Leaderspeak BPM: Challenges of a rapidly changing world: Raman Roy, Quatrro CEO

We are living in a world of rapid change — reflected in technology shifts, global volatility and emerging opportunities. The Business Process Management (BPM) sector is representative of that change and opportunities that come with it.

The sector is expected to grow in excess of 11 per cent this financial year and reach an estimated $23 billion, employing a million people directly.

The Indian BPM sector today is significantly different from a few years ago. It includes pure-play BPM firms integrating technology, information technology (IT) services ones building large BPM capability and niche players emerging in areas like analytics, legal services and small businesses.

Instead of trying to guess which model will succeed in the future, it would be more pertinent to understand what is driving this changed market and what will it take to succeed in it.

The advent of cloud and digital technologies, continued cost pressure and the need for quicker marketing is leading to an environment where large global customers are looking for strategic partnerships with service providers and the smaller ones for expertise in partners.

Initially, there was a clear line between buyers of IT and BPM. The chief financial officer and the operations group and service provider firms built deep relations with these groups. The lines for both large and small customers are becoming blurred, though for different reasons. Today, customers are demanding more flexibility in service offerings. Processes and technology will virtualise work to such an extent that customers will not care where it is performed but will remain concerned about the quality of outcomes at acceptable costs. It will become even more difficult to establish distinction between BPM and IT as platforms and technology enablement becomes an integral part of the business process delivery.
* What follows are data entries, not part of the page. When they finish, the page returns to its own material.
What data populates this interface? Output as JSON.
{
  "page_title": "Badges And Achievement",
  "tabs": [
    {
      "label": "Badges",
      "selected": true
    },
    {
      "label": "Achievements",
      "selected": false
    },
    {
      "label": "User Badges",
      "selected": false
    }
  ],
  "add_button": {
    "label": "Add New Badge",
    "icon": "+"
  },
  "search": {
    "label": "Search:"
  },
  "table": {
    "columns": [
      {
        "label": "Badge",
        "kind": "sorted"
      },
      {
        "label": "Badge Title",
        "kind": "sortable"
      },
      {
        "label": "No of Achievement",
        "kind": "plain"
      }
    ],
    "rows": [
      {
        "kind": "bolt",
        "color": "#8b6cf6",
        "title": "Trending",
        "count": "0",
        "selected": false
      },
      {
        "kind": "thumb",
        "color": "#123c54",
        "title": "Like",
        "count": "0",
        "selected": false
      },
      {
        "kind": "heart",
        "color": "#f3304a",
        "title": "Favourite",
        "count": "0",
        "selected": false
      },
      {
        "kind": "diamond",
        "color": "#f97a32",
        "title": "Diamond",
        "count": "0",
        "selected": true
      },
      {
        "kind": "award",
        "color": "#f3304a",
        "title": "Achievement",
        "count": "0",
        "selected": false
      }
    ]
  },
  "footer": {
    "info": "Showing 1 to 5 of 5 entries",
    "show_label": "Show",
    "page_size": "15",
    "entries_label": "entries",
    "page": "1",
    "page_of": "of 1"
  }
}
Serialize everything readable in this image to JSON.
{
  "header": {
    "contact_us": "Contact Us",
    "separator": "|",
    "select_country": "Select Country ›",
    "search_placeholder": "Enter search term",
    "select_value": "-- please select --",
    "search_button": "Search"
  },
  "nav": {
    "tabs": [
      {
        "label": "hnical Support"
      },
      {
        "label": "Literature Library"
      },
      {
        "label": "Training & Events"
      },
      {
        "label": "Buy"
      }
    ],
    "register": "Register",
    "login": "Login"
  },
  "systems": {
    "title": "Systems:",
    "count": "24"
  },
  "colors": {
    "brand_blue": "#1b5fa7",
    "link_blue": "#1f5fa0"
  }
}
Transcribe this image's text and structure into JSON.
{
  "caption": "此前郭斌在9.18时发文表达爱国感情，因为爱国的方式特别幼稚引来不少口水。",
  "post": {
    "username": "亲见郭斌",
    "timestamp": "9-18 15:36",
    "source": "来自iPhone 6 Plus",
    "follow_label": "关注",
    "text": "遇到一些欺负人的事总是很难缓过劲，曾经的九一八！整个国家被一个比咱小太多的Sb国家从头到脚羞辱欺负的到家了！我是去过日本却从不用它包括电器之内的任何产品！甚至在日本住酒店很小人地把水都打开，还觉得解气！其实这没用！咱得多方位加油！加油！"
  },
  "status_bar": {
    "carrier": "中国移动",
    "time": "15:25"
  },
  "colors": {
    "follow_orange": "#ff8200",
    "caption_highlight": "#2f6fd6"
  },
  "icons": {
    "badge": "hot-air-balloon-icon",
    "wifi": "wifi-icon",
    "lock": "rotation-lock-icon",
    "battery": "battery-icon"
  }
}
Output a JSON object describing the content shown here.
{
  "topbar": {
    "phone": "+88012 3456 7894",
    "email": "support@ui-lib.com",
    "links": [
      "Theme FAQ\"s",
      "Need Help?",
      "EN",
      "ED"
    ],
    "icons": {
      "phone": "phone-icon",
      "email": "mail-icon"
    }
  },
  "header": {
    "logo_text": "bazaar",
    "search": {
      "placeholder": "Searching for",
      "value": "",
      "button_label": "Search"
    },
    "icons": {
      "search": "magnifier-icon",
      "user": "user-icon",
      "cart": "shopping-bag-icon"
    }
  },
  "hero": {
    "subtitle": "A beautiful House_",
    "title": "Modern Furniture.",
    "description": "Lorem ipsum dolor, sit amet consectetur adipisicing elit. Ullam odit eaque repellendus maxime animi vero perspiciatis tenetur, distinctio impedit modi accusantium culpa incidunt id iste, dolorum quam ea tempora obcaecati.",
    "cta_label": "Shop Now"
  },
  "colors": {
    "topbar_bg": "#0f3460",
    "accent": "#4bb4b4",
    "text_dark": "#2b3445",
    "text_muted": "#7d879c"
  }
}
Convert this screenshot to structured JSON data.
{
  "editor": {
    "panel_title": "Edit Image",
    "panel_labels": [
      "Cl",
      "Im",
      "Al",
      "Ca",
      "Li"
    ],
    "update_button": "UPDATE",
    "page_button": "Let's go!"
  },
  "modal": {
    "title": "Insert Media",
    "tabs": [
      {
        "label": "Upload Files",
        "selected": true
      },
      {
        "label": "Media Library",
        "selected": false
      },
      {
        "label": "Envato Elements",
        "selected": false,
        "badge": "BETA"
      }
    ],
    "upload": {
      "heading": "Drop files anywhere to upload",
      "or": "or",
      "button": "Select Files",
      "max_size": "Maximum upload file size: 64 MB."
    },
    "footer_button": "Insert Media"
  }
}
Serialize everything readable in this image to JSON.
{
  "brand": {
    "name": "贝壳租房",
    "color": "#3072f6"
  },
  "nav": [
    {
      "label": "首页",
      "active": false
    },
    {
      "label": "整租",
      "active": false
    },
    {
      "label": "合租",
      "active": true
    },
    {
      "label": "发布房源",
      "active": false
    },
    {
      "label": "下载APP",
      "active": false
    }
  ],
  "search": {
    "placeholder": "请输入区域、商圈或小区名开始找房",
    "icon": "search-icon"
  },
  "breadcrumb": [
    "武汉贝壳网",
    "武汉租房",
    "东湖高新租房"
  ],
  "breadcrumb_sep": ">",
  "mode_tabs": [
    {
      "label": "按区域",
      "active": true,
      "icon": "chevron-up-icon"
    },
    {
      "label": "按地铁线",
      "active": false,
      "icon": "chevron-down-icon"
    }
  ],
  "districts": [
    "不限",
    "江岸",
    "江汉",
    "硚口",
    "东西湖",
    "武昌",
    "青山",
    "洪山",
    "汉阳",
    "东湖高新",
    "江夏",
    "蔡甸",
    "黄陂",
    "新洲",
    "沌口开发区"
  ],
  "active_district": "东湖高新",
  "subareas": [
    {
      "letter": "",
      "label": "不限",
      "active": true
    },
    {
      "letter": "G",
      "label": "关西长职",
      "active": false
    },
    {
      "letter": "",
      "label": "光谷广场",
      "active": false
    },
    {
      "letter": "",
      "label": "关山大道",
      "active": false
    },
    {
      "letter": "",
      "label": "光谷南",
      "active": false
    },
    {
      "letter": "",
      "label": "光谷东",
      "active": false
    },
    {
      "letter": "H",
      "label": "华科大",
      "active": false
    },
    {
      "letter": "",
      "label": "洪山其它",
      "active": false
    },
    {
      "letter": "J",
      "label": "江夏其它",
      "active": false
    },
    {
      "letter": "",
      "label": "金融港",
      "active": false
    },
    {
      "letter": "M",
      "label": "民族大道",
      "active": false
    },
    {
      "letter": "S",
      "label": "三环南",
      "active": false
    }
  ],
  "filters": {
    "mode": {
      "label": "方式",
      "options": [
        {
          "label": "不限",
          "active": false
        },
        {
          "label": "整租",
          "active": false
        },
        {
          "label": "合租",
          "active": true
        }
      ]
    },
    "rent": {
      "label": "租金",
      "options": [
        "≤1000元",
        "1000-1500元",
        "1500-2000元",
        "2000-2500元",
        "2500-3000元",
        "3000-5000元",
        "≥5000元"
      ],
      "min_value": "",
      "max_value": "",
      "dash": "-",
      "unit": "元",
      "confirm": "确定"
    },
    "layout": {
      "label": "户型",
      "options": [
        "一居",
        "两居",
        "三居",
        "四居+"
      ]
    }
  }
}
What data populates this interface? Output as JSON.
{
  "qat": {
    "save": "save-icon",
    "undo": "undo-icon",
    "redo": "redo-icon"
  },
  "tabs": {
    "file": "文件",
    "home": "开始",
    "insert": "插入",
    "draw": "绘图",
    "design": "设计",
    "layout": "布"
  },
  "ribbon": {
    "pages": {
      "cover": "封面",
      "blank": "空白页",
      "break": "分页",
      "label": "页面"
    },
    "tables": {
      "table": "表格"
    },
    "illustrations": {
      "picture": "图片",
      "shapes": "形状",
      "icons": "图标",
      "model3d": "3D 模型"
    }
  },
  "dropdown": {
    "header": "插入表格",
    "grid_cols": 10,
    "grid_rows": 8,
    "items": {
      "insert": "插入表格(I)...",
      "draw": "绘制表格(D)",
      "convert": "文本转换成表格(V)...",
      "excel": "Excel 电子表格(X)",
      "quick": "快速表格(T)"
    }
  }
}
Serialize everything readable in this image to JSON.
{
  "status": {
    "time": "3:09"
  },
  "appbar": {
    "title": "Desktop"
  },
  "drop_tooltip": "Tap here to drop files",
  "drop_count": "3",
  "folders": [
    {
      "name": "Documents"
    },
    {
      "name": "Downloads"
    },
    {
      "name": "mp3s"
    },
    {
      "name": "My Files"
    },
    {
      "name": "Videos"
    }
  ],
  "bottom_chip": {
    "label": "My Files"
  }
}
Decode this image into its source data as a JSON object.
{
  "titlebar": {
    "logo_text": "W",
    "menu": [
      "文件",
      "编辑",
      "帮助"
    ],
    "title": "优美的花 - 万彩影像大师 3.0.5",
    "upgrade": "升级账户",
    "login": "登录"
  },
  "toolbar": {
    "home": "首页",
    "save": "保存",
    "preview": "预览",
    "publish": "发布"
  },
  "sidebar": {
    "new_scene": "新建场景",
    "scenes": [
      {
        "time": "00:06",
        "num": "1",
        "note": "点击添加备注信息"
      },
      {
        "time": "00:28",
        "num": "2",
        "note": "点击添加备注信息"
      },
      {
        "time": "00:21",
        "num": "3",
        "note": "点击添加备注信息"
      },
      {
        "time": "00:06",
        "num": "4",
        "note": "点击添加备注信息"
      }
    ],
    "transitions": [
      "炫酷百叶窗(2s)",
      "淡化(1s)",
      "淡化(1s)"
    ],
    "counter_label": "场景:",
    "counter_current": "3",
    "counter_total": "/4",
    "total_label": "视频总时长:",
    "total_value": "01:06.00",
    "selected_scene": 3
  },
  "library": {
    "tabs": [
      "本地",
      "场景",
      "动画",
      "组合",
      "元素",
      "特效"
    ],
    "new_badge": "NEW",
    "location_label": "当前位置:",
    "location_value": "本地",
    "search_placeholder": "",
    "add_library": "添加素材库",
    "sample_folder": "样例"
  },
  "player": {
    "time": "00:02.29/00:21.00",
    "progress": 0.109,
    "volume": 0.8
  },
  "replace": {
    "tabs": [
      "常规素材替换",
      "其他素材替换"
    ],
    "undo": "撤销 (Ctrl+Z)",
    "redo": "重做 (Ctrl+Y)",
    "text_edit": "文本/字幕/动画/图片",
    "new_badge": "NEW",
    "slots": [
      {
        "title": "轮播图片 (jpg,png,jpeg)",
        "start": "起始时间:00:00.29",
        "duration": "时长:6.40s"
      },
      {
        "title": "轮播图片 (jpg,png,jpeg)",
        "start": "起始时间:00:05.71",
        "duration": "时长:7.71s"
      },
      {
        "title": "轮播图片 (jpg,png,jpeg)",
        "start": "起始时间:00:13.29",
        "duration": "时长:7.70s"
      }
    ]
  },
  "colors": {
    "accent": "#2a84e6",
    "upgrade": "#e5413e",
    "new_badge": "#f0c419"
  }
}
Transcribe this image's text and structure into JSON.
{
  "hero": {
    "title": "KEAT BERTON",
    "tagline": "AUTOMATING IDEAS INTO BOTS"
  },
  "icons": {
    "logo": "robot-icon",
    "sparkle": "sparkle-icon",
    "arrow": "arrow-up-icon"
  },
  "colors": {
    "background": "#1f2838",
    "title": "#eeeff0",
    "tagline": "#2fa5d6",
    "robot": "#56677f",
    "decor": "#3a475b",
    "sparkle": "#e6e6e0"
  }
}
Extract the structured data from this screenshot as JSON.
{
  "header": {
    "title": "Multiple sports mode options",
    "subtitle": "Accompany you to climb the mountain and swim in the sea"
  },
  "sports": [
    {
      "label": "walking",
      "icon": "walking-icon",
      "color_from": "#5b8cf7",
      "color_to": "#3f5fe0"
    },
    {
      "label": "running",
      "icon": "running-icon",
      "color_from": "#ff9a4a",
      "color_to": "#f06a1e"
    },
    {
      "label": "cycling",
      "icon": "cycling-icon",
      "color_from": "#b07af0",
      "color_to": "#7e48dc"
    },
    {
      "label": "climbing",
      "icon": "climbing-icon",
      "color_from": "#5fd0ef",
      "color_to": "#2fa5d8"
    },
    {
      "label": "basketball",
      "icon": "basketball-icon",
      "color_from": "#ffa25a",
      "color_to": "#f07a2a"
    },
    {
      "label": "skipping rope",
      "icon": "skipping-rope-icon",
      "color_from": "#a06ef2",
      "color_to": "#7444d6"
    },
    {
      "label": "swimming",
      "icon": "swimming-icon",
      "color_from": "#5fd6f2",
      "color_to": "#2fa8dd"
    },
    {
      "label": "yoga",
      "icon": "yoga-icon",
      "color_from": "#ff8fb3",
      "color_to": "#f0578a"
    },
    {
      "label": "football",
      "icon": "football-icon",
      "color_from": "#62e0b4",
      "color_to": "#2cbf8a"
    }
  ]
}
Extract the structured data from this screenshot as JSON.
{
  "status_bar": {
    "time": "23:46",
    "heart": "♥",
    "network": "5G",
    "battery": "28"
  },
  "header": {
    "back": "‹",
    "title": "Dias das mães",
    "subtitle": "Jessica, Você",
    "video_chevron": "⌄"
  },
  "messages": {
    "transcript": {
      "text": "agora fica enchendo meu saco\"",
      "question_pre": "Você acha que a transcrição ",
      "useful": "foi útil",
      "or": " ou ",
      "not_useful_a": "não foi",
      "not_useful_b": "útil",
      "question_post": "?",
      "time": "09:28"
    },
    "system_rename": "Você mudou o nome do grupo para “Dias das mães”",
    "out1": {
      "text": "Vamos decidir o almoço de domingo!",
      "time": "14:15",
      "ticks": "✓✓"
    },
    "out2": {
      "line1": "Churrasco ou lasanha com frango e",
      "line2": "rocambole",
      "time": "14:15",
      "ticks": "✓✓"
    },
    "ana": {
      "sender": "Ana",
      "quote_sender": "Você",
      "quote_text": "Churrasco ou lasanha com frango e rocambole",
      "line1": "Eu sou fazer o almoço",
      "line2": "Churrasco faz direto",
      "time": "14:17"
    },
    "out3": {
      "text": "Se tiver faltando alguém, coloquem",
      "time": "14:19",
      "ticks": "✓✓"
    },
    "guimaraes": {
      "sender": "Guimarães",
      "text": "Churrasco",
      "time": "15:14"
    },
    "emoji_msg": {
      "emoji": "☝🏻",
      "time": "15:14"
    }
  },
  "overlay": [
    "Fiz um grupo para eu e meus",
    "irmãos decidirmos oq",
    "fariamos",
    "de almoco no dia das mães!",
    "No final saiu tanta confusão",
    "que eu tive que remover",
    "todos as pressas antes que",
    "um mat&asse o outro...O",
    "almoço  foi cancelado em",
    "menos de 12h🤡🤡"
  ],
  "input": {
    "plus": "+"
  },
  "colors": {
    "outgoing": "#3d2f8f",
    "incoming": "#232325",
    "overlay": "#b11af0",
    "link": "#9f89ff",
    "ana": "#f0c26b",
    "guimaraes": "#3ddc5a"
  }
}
‘Traditional’ service offerings are likely to be replaced by ‘gourmet’ ones by incremental innovating old offerings, focused and deep verticalisation around some verticals and increased use of technology-enabled solutions.

BPM providers can further tap analytics combined with domain expertise by crafting right strategies. In addition to analytics, technologies such as Business Process as a Service, mobility and social media will create a positive impact across offerings. In my view, end-to-end integrated technology and solutions coupled with relations and capability building will be the game changers for the sector, altering what it represents over the next few years.

BPM providers are looking to succeed in this new market should focus on the following:

  • Enhance offerings by using more technology-enabled (platform-based) and analytics related offerings;
  • Offer variable transactional pricing;
  • Continue to focus on process-improvement technologies such as lean methods;
  • Focus on micro-verticalisation by specialising and building expertise in specific value chain elements;
  • Tap mergers and acquisitions for domain capabilities;
  • Establish a global delivery model.

Do these changes represent the end of the traditional BPM model? Certainly not. Many clients would still need basic BPM services and India is best placed to provide these.

There has been a debate on Indian having lost the edge in voice work. Of interest to India is the shift of the contact centre business from only voice to multi-channel integrated customer support that spans the internet and social media. Indian BPM companies are leading this change, building integrated multi-channel customer experience.

However, companies only focusing on the cheap labour advantage will find themselves in a commoditised environment, where they will have to take the path of competing on price alone. They would need to use alternative delivery models in tier-II/-III cities along with a much leaner management structure to reduce costs and differentiate based on quality of service and customer satisfaction. While we have done well as a sector, the opportunity ahead is even more exciting.